Ekonomik sorunlar kamu harcamalarını kısarak ya da çalışanlara ve emeklilere zam vermeyerek aşılabilir mi

Hani bir atasözümüz var ya; perşembenin gelişi çarşambadan bellidir, diye. Dün, ekonomi zora doğru giderken akıllardan ilk geçen; kemer sıkma paketi açıklanır, en başta da çalışan kesim ve emekli olumsuz etkilenir düşüncesi idi. Nitekim yerel seçimin sonuçlanması ile beraber beklenen paket peyderpey açıklanmaya başladı. Paketin başlıca maddeleri, tarih tekerrürden ibarettir sözünü anımsattı. Yaşı kemale erenler ya da yakın tarihi okuyanlar iyi bilirler; alışıldık önlemler tekrar kamuoyunun önüne geldi.

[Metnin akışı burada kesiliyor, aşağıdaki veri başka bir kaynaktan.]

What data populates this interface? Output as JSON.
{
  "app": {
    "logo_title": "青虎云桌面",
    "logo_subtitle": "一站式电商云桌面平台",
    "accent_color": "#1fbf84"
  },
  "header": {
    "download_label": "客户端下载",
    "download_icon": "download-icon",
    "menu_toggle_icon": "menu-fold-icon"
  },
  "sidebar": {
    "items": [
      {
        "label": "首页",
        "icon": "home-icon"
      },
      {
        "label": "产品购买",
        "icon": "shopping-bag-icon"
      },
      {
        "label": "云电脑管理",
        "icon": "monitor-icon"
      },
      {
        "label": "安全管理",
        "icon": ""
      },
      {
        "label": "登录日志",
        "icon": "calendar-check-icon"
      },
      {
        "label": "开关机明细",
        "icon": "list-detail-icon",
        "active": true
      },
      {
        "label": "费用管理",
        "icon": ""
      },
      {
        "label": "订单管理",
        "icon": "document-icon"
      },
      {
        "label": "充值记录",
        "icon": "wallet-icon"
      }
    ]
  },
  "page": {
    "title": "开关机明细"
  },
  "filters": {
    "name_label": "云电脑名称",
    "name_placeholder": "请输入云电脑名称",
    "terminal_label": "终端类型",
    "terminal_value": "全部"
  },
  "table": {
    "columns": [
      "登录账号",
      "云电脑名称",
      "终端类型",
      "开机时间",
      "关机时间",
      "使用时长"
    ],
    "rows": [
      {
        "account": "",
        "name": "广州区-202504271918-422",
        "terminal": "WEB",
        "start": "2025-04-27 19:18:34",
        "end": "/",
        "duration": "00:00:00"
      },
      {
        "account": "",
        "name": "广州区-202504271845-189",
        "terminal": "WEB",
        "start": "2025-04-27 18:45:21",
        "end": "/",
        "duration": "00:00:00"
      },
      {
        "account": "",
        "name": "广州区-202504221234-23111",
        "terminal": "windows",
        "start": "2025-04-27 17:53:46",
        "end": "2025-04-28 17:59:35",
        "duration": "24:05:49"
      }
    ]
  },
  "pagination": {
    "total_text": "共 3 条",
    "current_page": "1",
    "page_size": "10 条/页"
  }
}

Kamu tarafında; harcamalarının kısıtlanması, memur servislerinin kaldırılması, bina ve araç kiralanmaması, şehir dışında eğitim yapılmaması, kırtasiye harcamalarının azaltılması gibi başlıklar gündemi işgal etmeye başladı. Diğer yanda kira gelirleri ve banka hesapları mercek altına alındı. Asgari ücrete Temmuz ayında zam yapılmayacağı (dolayısıyla diğer çalışanların da zam alamayacağı) açıklaması yer aldı. Yine emekli aylıklarının iyileştirmesi taleplerine yönelik bir düzenleme görülemedi.

Hâlbuki yüksek enflasyondan da, düşürmek için alınan önlemlerden de en fazla etkilenenler; çalışanlar, esnaf ve emekliler olagelmiştir.

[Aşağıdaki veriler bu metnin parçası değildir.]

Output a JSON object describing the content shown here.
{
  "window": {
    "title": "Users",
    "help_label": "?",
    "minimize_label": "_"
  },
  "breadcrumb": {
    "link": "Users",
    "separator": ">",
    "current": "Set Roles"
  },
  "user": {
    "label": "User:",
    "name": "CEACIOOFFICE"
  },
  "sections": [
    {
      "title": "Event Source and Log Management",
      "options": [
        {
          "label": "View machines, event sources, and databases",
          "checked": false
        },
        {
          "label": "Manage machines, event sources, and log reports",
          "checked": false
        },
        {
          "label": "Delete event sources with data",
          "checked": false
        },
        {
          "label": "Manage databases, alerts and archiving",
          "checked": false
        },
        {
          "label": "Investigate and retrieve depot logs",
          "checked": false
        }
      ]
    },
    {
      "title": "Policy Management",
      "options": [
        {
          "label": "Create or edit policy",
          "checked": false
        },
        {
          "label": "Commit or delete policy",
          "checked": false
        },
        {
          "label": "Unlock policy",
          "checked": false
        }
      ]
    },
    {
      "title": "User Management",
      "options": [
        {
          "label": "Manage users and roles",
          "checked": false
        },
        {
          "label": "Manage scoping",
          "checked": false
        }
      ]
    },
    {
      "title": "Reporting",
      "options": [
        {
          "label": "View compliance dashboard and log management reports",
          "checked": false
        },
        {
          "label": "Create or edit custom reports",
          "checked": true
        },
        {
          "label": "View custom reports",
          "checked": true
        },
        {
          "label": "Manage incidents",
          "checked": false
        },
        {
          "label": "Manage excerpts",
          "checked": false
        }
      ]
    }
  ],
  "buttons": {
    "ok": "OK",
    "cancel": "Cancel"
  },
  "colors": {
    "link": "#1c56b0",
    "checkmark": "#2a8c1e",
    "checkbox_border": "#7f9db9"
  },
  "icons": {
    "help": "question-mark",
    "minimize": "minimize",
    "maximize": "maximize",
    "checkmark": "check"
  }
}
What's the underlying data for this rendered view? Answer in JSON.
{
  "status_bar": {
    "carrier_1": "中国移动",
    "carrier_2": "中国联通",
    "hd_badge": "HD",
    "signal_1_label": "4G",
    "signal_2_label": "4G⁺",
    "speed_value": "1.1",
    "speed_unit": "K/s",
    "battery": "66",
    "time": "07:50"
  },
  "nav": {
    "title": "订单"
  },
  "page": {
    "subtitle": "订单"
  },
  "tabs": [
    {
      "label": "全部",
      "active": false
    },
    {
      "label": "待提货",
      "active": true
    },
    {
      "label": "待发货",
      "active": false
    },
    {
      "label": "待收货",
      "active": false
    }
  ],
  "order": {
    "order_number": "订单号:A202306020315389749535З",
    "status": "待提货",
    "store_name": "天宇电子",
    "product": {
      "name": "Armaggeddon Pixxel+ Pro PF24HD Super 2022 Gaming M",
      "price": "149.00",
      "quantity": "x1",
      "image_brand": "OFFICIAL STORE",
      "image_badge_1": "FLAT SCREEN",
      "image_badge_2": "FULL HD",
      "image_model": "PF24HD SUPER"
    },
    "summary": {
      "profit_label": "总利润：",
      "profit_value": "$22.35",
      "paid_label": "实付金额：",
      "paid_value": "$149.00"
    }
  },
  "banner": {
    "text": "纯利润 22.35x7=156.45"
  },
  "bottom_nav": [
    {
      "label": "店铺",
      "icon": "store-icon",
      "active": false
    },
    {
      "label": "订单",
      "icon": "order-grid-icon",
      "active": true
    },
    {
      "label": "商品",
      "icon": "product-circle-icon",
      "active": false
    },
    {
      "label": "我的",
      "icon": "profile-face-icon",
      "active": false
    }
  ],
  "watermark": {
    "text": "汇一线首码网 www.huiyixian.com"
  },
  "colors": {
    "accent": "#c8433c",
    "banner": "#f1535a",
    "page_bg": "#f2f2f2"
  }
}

Nitekim emekli ve çalışan aylıklarını belirleyen TÜFE rakamları uzun bir süre piyasa gerçeklerinden uzaktı. Bundan ötürü zaten tüm kesimler satın alma güçlerini önemli ölçüde kaybettiler. Geçen yılki rakamlara baktığımızda bütçe; 6 trilyon 585 milyar 456 milyon lira gider, 5 trilyon 210 milyar 488 milyon lira gelir ile kapandı. Kayıt içi millî gelirimiz ise 1,1 trilyon doları aştı. Kayıt dışı hariç. Rakamlar da gösteriyor ki; ekonomimiz tamamen kamu sektöründen oluşmuyor. Ekonomi, kamu ve özel sektörün bileşenidir. Bu durumda tüm bu önlemlerin nedeni olan ekonomik sorunlarımız ve beraberinde taşıdığı enflasyon için çözüm; açıklanan önlemlerin içinde olabilir mi Ya da kamu tarafında alınan önlemlerin etkisi ne kadar olacak Acı ilacı içecek çalışan ve emekli nezdinde yeri yapılmaya çalışılan duygu; yalnız olmadıkları ve topyekun kamu da dâhil tasarrufa gidildiğidir. Bunun dışında kamu kesimindeki önlemlerin etkisinin sınırlı olacağı açıktır.

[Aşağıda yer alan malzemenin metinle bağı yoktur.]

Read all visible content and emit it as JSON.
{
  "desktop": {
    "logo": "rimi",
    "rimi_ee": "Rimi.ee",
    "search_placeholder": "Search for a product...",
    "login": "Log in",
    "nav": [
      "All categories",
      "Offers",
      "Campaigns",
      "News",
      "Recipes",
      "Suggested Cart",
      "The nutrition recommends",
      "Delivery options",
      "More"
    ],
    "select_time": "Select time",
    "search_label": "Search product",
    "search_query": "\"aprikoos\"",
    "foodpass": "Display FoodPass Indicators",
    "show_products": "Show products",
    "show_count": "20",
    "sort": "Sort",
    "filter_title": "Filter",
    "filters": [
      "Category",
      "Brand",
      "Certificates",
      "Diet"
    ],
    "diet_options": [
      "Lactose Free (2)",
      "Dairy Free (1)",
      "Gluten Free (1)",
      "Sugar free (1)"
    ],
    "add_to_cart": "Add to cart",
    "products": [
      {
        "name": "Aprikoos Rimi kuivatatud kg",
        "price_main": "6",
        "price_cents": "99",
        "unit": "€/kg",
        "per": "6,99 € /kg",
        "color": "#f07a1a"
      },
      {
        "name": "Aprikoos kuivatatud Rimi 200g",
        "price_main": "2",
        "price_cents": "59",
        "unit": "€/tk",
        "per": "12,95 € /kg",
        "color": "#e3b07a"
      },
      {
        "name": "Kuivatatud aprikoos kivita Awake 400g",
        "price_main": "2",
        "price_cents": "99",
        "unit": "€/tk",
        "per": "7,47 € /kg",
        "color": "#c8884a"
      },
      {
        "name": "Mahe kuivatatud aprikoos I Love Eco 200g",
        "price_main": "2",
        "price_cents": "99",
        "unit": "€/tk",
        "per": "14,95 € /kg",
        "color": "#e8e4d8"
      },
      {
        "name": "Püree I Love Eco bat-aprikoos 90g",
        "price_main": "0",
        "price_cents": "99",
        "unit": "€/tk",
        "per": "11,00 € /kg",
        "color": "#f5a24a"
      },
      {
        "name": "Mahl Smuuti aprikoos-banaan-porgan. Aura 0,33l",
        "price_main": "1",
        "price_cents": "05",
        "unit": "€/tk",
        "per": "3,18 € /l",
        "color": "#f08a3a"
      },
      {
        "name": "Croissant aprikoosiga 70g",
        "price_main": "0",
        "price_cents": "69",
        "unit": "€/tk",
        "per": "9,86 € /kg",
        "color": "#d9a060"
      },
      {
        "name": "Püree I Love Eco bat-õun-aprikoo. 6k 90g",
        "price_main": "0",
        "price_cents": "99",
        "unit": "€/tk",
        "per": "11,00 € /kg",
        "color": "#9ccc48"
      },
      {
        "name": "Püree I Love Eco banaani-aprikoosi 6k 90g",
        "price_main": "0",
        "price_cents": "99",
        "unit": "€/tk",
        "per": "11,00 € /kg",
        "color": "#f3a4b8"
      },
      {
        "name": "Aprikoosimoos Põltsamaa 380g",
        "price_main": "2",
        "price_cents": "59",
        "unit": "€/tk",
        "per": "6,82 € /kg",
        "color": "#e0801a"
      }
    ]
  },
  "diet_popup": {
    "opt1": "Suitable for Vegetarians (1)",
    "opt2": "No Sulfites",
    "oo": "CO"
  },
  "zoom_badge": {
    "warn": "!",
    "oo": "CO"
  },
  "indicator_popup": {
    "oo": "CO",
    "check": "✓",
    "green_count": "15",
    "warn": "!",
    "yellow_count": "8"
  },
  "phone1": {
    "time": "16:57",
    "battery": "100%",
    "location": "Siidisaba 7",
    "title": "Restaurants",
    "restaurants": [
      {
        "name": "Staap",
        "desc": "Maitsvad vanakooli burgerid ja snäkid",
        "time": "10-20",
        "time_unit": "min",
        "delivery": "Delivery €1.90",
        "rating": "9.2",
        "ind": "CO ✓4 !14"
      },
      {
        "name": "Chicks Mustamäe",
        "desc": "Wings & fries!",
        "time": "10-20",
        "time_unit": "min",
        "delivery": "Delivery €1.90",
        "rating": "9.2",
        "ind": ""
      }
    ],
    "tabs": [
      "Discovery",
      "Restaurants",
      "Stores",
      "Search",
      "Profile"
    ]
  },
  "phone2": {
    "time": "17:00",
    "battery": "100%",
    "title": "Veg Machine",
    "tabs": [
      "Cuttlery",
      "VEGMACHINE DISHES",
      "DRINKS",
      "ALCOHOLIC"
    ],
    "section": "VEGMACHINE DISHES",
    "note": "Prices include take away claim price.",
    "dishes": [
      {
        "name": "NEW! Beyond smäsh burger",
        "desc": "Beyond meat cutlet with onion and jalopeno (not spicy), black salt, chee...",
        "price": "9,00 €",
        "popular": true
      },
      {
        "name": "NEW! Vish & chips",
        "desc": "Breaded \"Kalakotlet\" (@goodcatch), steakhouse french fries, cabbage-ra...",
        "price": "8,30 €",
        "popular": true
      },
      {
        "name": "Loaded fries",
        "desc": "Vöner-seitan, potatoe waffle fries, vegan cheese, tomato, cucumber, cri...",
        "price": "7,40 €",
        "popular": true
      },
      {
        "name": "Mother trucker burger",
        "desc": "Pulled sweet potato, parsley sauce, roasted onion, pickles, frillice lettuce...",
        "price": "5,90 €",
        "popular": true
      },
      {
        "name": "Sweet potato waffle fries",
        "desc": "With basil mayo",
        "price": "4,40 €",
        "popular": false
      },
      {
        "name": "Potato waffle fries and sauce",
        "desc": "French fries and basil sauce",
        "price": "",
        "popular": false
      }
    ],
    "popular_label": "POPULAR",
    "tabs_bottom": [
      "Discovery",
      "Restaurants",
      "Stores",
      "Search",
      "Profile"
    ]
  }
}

Hedef enflasyon ile mücadele olunca; bizi şaşırtmayan "talebi kısacağız" açıklaması oluyor. Ardından; kim kısacak sorusunun yanıtı geliyor. O yanıt da; çalışan ve emekli ile küçük ve orta büyüklükteki işletmeler, oluyor. Hâlbuki başka ihtimal yok mu Elbette var, o da arz cephesinde bulunuyor. Ekonomi bilimi geçmişten bu yana arz ve talep üzerinde modeller ortaya koyarak bugüne gelmiştir. Arzı artırmak ve üretimi teşvik etmek her zaman için fiyatlar üzerinde olumlu etki bırakacaktır. Bunun için de doğal olarak para ve maliye politikalarına başvurulacak, finans sistemleri yeniden yapılandırılacak, şirketlerin iç ve dış rekabet güçlerinin artırılması için önlemler alınacak. Tarım, sanayi, ticaret, maden, turizm, teknoloji, yenilebilir enerji, lojistik ve benzeri ana başlıkların; üretimi artırmaya yönelik süreçlere göre yeniden şekillendirilmesi gerekecek. Topyekûn bir üretim seferberliği.

Ekonomik olarak bizden daha güçlü ülkeleri incelediğimizde; büyüme politikalarının başında start up projeleri dediğimiz teknoloji ağırlıklı iş girişimleri gelmektedir. Dünya çapında başarı öykülerini, gazete ve internet sayfalarından okumayan kalmamıştır. Nitekim ABD, Almanya ve Japonya ekonomilerinde teknoloji şirketleri en başta yer almaktadır. Yeni ekonomik devler olma yolunda emin adımlarla ilerleyen Çin ve Hindistan da öyle. Yakın geçmişten bugüne sanayi üzerinde gelen dünya ekonomisi, bugünden geleceğe teknoloji ve yapay zekâ üzerinde gideceği açıkça görülmektedir.